Its hybrid nature has made it a difficult sale to literary agents and publishers who need a more staightforward genre to market. Who is the audience? The major characters are a 30-year-old black teacher (the audience surrogate,) and a 12-year-old Queen of a backward foreign principality who's an idealist and a spoiled brat at the same time. So who would be the audience for this novel? Teenagers? Their parents? African Americans? No, I intend to reach a universal audience that can appreciate all aspects of the story, from coming-of-age to a lampooning of democratic traditions.

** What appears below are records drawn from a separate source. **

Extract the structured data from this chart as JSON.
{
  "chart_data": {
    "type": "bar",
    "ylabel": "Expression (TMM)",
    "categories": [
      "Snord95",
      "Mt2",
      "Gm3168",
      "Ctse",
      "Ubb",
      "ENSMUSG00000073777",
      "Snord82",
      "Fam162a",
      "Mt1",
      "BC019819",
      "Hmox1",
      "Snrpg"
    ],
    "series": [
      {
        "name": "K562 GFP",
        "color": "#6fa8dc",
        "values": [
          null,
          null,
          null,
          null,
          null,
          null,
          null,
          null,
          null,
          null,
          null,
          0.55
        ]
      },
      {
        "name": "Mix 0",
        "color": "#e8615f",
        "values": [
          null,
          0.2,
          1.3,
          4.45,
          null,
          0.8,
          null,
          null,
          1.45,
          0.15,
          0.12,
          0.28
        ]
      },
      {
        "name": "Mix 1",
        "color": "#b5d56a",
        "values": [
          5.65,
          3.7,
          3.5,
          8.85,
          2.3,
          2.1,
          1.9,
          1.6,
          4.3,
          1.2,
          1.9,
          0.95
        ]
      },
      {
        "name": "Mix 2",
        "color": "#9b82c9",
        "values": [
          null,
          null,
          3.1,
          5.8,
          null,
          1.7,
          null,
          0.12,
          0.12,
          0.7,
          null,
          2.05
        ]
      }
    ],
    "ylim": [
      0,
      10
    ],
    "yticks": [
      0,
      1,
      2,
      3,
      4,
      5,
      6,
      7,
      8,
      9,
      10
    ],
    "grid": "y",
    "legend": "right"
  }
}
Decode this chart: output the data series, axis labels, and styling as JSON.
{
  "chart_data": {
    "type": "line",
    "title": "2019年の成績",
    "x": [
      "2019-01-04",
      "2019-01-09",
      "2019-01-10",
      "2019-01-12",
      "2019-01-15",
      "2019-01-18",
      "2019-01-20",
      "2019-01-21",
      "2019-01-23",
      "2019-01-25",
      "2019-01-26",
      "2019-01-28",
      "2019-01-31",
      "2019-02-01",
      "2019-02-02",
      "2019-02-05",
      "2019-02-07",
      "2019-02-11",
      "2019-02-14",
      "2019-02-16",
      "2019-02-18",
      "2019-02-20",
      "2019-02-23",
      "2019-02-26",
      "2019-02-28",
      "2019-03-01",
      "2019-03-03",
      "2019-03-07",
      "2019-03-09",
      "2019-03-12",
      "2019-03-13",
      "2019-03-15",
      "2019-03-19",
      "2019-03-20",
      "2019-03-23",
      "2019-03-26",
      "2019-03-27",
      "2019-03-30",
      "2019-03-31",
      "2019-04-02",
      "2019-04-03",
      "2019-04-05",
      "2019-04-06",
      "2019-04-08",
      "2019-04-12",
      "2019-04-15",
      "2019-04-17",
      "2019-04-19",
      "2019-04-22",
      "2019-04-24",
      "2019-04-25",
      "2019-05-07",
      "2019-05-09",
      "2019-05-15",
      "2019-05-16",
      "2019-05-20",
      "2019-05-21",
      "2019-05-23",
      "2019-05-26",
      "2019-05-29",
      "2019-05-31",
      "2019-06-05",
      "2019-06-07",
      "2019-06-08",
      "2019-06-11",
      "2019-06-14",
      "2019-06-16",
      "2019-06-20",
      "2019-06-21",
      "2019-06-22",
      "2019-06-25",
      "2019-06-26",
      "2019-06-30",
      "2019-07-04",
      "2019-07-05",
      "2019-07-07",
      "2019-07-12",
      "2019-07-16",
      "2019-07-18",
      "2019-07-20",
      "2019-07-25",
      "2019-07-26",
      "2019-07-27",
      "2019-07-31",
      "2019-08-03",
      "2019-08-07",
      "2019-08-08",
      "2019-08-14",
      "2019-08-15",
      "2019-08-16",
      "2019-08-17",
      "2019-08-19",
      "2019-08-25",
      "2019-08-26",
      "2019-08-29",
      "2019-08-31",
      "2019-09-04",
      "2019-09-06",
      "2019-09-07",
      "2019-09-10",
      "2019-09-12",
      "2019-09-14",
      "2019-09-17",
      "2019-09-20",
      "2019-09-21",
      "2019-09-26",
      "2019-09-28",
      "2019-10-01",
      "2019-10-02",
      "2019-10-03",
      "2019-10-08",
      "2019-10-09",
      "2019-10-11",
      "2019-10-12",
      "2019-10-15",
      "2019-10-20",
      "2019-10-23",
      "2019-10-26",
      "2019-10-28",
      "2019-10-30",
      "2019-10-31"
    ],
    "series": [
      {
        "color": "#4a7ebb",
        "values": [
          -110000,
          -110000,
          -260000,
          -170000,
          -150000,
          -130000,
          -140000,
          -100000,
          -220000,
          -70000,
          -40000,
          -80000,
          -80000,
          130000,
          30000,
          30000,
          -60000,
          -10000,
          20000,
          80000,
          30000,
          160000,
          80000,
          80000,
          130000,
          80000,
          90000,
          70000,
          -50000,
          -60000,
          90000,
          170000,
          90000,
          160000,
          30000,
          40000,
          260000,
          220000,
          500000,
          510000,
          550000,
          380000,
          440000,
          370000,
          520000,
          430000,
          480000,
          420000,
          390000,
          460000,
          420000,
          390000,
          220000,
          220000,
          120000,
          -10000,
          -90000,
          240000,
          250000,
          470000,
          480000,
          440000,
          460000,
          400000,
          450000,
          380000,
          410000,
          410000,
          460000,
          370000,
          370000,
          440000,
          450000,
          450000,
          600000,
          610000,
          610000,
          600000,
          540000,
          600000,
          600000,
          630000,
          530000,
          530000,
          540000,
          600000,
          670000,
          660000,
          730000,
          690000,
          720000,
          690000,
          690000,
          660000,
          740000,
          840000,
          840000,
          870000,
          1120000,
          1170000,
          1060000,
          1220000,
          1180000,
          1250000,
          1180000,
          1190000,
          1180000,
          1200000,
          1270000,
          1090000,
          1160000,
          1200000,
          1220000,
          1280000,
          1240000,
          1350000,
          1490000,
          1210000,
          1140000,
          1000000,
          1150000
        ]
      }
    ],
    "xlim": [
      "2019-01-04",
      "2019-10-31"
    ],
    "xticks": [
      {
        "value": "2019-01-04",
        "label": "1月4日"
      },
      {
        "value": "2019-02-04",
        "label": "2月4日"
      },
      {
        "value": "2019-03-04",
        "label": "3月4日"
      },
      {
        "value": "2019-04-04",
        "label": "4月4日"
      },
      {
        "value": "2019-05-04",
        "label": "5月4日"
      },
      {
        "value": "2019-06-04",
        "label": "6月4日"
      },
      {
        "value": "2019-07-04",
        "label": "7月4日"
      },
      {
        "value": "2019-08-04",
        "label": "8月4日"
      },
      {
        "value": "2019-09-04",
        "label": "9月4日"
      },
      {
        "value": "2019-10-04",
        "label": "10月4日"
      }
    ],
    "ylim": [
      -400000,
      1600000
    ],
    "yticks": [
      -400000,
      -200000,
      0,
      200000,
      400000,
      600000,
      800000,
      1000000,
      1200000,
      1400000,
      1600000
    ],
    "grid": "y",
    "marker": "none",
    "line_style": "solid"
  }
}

But of all my work I've loved this one the most, and it has been in development for over ten years, so it was time to reveal it to the world. The Internet has provided the means, through the fairly successful unit called Outskirts Press. But this route requires that I perform most of the marketing, an arena in which I am neither comfortable or familiar. So I am staggering through the world of search engines and bloggers and links, as well as the old-style book reviewers, who will help to generate some knowledge, if not interest in my work.

So far I have sold, to my knowledge, seven copies. Though it pleases me to actually see a completed novel on my desk with my name and picture (and I must say, an attractive cover), I'm less amused to discover that my novel is ranked 1,200,000 or so (literally) on Amazon's sales chart. Which reminds me, obliquely, of the line actor Edmund Gwenn used in his final breaths, "Dying is easy. Comedy is hard." Or in my case, "Writing is easy. Selling is hard."